The next day, Alice woke with a terrible headache and nausea that persisted even after she ate some dried toast and consented to a bath.

So this was the consequence of over-imbibing... Odd that any gentlemen chose to do it at all, really.

She spent the morning in the drawing room, reclining on the sofa and pretending to read, when the butler announced the Dowager Countess of Rutland. Alice just had enough time to sit up and process that she had a visitor when the dowager swept in with authority.

She was a woman in her fifties, hair pinned up in soft gray locks on the top of her head.
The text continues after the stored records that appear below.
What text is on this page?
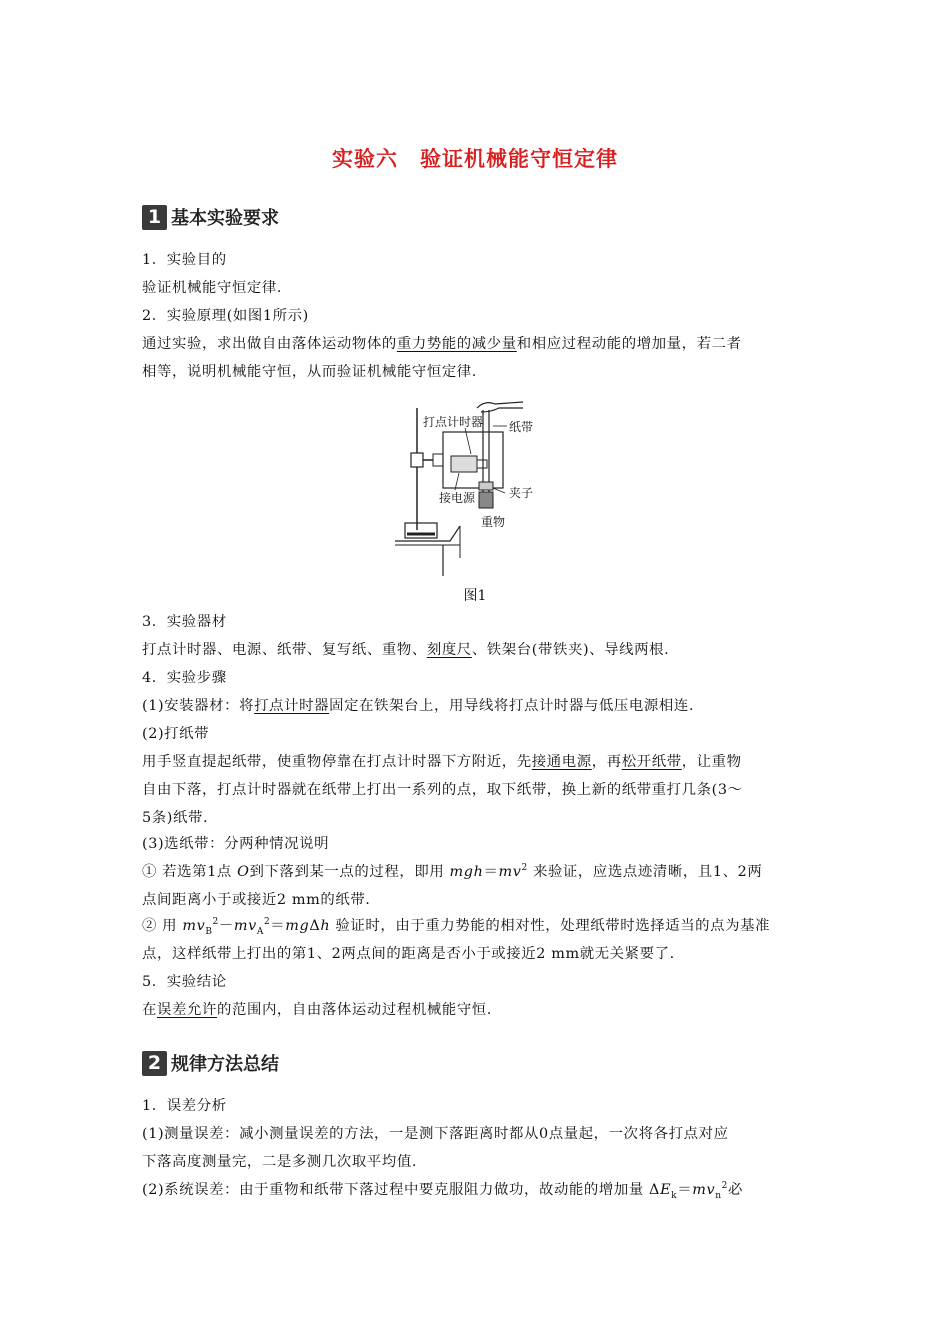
实验六　验证机械能守恒定律
1 基本实验要求
1．实验目的
验证机械能守恒定律.
2．实验原理(如图1所示)
通过实验，求出做自由落体运动物体的重力势能的减少量和相应过程动能的增加量，若二者
相等，说明机械能守恒，从而验证机械能守恒定律.
打点计时器 纸带
接电源	夹子
重物
图1
3．实验器材
打点计时器、电源、纸带、复写纸、重物、刻度尺、铁架台(带铁夹)、导线两根.
4．实验步骤
(1)安装器材：将打点计时器固定在铁架台上，用导线将打点计时器与低压电源相连.
(2)打纸带
用手竖直提起纸带，使重物停靠在打点计时器下方附近，先接通电源，再松开纸带，让重物
自由下落，打点计时器就在纸带上打出一系列的点，取下纸带，换上新的纸带重打几条(3～
5条)纸带.
(3)选纸带：分两种情况说明
① 若选第1点 O到下落到某一点的过程，即用 $mgh=mv^2$ 来验证，应选点迹清晰，且1、2两
点间距离小于或接近2 mm的纸带.
② 用 $mv_B^2-mv_A^2=mg\Delta h$ 验证时，由于重力势能的相对性，处理纸带时选择适当的点为基准
点，这样纸带上打出的第1、2两点间的距离是否小于或接近2 mm就无关紧要了.
5．实验结论
在误差允许的范围内，自由落体运动过程机械能守恒.
2 规律方法总结
1．误差分析
(1)测量误差：减小测量误差的方法，一是测下落距离时都从0点量起，一次将各打点对应
下落高度测量完，二是多测几次取平均值.
(2)系统误差：由于重物和纸带下落过程中要克服阻力做功，故动能的增加量 $\Delta E_k=mv_n^2$必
Although there were lines around her eyes, she was a beautiful woman, and there was an immediate resemblance between her and the Duke.

Alice had studied the Duke’s family tree, and she knew that this woman was the Duke’s aunt. They hadn’t met at the wedding, but as soon as the dowager took a seat, Alice understood why.

“There you are! I wish I had not been north, or I would have done you the honor of calling on you before now. Being the mistress of a great estate is all very well and good, until one’s husband leaves it to you in sole ownership, and you suddenly find yourself in need of doing every little thing to it. ”

Alice grabbed her stick, hauling herself to her feet, and held out her hand, wishing her head didn’t pound quite so much. “You were in the north?”

“Northumberland.” The older lady chimed, nodding her head like a peacock.

“A week’s journey, and Frederick did not so much as have the consideration to inform me he was marrying before the moment, or you may be sure I would have traveled down sooner.

His wife! Let me look at you.” She stepped back, her gaze sweeping over Alice’s body.

Although Alice had acted out at the ball, determined to make the ton believe the worst about her and her suitability as a Duchess, she didn’t want this self-possessed woman—mistress of her own estates—to think the same. She clutched at her skirts with sweaty palms.

“You find me a little… unwell today,” she said with a trying smile.